A prospective Cisco employee was recently interviewed for a job. When given the chance to ask questions, instead of asking about benefits or skills to succeed in the role, they said: “I read your purpose report. I’d like to know more about what you’re doing in that area.”
It may be new to have prospective talent reading up on a firm’s social impact, but employees have long been asking similar questions. Many years ago, Cisco staff pushed for the $51bn-revenue giant to make a minor, but significant, alteration to its in-house catering. “It was our employees who started asking, ‘Can we reduce our usage of paper cups?’” its executive vice president and chief people, policy & purpose officer Francine Katsoudas says.
Reducing paper cup usage will not change the world. But the active engagement of employees was indicative of a greater truth at Cisco: its ESG mission encompasses the whole organization. “We have a top-down and bottom-up approach to problem-solving in this area,” says Katsoudas. “We are lucky because we’ve been working on both approaches together. Our employees eagerly engage on this topic, and we bring, in some cases, a little bit of structure to help that process so that we can get to maximum scale as an organization.”
Today, environmental sustainability is at the heart of Cisco’s collective endeavor. It aims to reduce its use of virgin plastics 20% by 2025. Its new Cisco Silicon One chipset demands less than 4% of the power needed by its predecessor – yet commands 35% higher bandwidth. And its Cisco Foundation has announced a $100 million commitment over ten years to radically cut the industry’s carbon footprint.
Like the best ESG strategies, Cisco’s progression to the vanguard of tech sustainability couples venerable societal goals with invaluable commercial benefits. Tech is a sector riven with intense competition for skills – and Cisco’s ESG credentials give it a crucial edge in the battle.

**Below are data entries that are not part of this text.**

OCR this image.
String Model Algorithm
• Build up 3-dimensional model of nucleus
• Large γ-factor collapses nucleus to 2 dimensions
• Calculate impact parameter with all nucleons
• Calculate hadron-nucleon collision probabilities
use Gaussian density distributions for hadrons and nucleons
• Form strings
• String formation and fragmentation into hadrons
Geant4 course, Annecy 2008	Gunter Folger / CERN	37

There was a time when developing a future-proof sustainability strategy would have been perceived as a venture entirely separate to ensuring competitiveness in a tight labour market. Yet progressive companies like Cisco now recognize the two dynamics work in concert. Better sustainability credentials; a stronger ESG record; evidence of an enlightened approach to diversity, equity and inclusion: these all actively contribute to hiring the best of a new generation, for whom such issues are increasingly front of mind.
As the needs and expectations of employees transformed, so too did the role of the people organization. “We asked, ‘Does the name Human Resources reflect what we do and who we serve?’” Katsoudas told The HR Digest. “The answer was emphatically, ‘No!’ So we changed our name to People & Communities, which reflects who we are. We are a workforce of courageous ambassadors to the company, our people – and society.”
Recognition of the power of aligning people practices with the impact on the wider community led Cisco to create an innovative new organization called People, Policy & Purpose, bringing together functions that help drive impact on communities within and outside the company.
There is an important ESG lesson here: join-up your approach to environmental sustainability, the development of your people, and effecting societal change and you will gain commercially by excelling in the labor market. A sound ESG strategy is not a nice-to-have. It is a commercial imperative.
Sharmla Chetty is chief executive of Duke Corporate Education.